Scientific collaborations, especially in high energy and astroparticles physics, will face a tremendous increase of their computing and storage needs over the next decade. This will imply to revisit both computing models and cyber-infrastructures. However, relying solely on empirical knowledge learned at a much smaller scale is not sufficient. Therefore, I aim at engaging in deep partnerships with these scientific communities, and relying on faithful simulations of distributed systems and applications to provide objective indicators and guide the future evolutions of the computing models and infrastructures. To this end, I am involved in the development of the SimGrid and WRENCH toolkits.
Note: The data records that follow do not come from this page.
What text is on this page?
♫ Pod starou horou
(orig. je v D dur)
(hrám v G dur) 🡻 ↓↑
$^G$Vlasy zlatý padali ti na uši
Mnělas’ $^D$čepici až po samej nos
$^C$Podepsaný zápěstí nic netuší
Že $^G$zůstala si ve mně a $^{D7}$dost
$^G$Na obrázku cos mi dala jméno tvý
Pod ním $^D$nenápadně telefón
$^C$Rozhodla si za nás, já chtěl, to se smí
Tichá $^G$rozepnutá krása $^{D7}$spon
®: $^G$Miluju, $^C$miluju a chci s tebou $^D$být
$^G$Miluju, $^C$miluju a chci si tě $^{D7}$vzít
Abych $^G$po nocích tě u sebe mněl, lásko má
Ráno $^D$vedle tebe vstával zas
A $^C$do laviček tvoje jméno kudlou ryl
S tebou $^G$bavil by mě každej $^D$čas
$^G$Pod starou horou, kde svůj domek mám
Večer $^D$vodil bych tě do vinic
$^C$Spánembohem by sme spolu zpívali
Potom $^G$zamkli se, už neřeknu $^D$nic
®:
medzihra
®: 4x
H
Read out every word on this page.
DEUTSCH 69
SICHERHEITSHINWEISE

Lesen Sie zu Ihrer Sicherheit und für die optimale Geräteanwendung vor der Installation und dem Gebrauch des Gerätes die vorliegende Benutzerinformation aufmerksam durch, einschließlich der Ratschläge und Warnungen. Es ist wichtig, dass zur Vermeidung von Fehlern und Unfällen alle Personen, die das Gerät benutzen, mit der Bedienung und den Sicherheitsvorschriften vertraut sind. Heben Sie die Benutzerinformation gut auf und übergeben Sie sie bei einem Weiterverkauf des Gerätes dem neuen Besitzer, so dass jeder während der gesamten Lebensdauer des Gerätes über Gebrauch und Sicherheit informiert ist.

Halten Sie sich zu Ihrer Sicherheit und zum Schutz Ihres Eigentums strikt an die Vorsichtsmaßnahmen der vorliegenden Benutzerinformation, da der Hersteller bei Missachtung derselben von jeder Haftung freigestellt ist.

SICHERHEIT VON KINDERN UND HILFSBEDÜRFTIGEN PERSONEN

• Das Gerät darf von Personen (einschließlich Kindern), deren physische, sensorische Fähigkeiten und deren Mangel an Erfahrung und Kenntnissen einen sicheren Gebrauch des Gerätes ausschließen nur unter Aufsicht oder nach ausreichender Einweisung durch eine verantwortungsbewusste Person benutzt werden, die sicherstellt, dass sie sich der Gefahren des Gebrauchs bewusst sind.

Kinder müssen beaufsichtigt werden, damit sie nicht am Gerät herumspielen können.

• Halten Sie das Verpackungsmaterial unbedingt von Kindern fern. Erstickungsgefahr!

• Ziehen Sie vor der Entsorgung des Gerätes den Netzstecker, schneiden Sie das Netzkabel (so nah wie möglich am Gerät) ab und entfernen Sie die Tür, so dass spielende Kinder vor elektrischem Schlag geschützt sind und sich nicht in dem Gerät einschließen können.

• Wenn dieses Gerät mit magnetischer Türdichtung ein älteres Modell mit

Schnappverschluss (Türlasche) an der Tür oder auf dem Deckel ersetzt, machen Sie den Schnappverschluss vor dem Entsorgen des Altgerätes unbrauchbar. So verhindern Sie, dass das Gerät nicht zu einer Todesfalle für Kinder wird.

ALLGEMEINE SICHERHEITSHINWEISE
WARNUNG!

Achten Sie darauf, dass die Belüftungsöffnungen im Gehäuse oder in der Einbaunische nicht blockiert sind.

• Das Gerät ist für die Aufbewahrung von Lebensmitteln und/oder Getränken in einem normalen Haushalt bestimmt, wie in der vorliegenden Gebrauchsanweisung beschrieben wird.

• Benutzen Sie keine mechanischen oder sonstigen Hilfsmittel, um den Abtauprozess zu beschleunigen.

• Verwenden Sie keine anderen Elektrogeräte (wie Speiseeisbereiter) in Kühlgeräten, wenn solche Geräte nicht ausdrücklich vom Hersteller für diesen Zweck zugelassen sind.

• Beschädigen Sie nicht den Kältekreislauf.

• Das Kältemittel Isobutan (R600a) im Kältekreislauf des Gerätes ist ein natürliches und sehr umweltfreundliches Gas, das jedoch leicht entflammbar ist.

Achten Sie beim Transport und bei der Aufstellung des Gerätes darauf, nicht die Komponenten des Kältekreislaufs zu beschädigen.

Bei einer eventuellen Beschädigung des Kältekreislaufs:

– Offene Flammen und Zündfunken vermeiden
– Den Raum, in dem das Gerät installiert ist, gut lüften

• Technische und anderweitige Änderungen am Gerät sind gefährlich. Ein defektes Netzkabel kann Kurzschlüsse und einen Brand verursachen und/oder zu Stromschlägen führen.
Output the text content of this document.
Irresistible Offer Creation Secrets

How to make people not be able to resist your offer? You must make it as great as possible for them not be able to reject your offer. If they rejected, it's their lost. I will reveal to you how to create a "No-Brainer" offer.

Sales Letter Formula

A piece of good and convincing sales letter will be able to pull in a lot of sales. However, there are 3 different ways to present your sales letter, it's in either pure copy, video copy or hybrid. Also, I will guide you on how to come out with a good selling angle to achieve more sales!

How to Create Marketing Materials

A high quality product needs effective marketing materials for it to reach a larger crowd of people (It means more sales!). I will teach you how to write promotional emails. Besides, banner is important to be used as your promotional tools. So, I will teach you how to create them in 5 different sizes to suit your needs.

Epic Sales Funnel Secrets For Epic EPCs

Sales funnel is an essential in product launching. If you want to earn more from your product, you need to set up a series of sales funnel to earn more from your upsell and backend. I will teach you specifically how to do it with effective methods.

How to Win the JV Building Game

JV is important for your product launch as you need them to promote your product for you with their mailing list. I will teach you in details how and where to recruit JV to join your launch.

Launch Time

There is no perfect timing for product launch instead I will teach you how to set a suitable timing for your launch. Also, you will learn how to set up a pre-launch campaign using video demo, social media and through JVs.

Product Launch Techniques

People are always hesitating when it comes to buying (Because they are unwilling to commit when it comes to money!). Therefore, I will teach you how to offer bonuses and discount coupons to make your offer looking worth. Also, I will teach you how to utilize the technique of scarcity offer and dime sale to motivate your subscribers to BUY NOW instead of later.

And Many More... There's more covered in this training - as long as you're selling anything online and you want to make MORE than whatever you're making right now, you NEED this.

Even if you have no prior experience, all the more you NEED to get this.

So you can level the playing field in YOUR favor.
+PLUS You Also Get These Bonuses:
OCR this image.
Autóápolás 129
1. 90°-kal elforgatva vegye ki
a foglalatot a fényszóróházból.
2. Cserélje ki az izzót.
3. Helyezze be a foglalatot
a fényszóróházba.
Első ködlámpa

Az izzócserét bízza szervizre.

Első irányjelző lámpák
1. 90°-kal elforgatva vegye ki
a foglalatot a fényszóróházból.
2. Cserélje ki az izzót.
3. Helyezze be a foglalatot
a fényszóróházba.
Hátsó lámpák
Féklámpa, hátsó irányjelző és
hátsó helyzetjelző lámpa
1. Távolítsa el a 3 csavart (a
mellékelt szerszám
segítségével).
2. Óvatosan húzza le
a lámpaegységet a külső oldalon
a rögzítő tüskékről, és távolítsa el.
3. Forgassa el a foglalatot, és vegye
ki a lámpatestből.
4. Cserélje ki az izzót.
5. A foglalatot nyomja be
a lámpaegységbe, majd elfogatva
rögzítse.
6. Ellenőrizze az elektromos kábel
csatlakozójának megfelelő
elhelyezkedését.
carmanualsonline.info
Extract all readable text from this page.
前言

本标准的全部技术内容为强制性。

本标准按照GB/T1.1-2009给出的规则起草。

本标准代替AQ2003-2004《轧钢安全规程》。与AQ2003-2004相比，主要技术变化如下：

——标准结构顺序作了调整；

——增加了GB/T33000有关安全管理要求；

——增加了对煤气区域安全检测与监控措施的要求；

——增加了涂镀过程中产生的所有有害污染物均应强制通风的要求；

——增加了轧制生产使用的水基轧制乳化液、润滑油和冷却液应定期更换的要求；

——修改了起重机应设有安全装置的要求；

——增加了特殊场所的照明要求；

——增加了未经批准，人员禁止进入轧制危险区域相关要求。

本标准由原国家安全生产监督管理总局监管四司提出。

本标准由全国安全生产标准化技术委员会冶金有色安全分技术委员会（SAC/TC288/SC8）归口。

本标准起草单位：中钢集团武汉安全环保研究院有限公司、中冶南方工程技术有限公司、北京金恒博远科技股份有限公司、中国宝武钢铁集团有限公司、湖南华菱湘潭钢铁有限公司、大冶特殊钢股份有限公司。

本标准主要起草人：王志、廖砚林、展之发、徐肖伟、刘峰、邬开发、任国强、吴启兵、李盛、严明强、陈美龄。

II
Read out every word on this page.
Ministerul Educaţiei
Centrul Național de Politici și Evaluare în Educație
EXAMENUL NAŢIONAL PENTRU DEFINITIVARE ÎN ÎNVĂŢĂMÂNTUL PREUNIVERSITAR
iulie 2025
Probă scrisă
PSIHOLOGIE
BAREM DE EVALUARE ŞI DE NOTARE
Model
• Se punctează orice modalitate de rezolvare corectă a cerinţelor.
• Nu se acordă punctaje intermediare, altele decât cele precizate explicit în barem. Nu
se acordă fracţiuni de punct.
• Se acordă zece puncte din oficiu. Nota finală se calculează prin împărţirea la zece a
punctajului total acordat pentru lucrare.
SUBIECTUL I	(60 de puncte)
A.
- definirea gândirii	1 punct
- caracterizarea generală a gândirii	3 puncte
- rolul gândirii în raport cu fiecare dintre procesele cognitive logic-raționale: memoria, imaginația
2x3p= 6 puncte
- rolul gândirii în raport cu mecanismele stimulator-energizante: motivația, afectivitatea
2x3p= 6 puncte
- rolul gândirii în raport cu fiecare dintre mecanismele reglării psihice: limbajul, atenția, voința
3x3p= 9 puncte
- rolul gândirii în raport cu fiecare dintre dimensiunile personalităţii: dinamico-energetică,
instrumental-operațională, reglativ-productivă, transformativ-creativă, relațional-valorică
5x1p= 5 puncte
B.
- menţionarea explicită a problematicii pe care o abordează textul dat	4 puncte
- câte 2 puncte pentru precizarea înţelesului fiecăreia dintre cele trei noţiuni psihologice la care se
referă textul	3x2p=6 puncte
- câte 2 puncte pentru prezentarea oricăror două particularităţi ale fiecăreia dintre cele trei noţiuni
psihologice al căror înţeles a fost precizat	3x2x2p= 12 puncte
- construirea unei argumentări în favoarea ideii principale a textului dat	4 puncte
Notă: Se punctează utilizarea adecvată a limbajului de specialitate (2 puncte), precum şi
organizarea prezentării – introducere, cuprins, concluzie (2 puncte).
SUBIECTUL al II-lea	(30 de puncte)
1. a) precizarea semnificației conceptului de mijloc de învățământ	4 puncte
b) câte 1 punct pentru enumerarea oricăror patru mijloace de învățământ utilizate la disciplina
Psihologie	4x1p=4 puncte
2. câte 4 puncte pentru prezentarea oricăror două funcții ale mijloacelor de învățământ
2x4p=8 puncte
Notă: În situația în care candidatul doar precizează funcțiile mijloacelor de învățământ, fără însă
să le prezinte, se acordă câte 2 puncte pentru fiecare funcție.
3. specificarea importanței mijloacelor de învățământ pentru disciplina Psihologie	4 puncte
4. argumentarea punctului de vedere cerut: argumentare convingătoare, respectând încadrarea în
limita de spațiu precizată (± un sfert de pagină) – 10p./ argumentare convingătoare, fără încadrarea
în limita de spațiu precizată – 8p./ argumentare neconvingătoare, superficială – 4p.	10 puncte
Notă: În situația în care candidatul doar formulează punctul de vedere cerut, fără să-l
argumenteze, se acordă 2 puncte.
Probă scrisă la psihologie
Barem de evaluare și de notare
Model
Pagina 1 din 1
SimGrid is a toolkit that provides core functionalities for the simulation of distributed applications in heterogeneous distributed environments. The simulation engine uses algorithmic and implementation techniques toward the fast simulation of large systems on a single machine. The models are theoretically grounded and experimentally validated. The results are reproducible, enabling better scientific practices. Its models of networks, cpus and disks are adapted to (Data)Grids, P2P, Clouds, Clusters and HPC, allowing multi-domain studies. It can be used either to simulate algorithms and prototypes of applications, or to emulate real MPI applications through the virtualization of their communication, or to formally assess algorithms and applications that can run in the framework. The formal verification module explores all possible message interleavings in the application, searching for states violating the provided properties. We recently added the ability to assess liveness properties over arbitrary and legacy codes, thanks to a system-level introspection tool that provides a finely detailed view of the running application to the model checker. This can for example be leveraged to verify both safety or liveness properties, on arbitrary MPI code written in C/C++/Fortran.
Capitalizing on recent advances in distributed application and platform simulation technology, WRENCH makes it possible to quickly prototype workflow, WMS implementations, and decision-making algorithms and evaluate/compare alternative options scalably and accurately for arbitrary, and often hypothetical, experimental scenarios. This project will define a generic and foundational software architecture, that is informed by current state-of-the-art WMS designs and planned future designs. The implementation of the components in this architecture when taken together form a generic “scientific instrument” that can be used by workflow users, developers, and researchers. This scientific instrument will be instantiated for several real-world WMSs and used for a range of real-world workflow applications.
The goal of the HAC SPECIS Inria Project Lab (IPL) is to answer methodological needs of HPC application and runtime developers and to allow to study real HPC systems both from the correctness and performance point of view. To this end, we gather experts from the HPC, formal verification and performance evaluation community.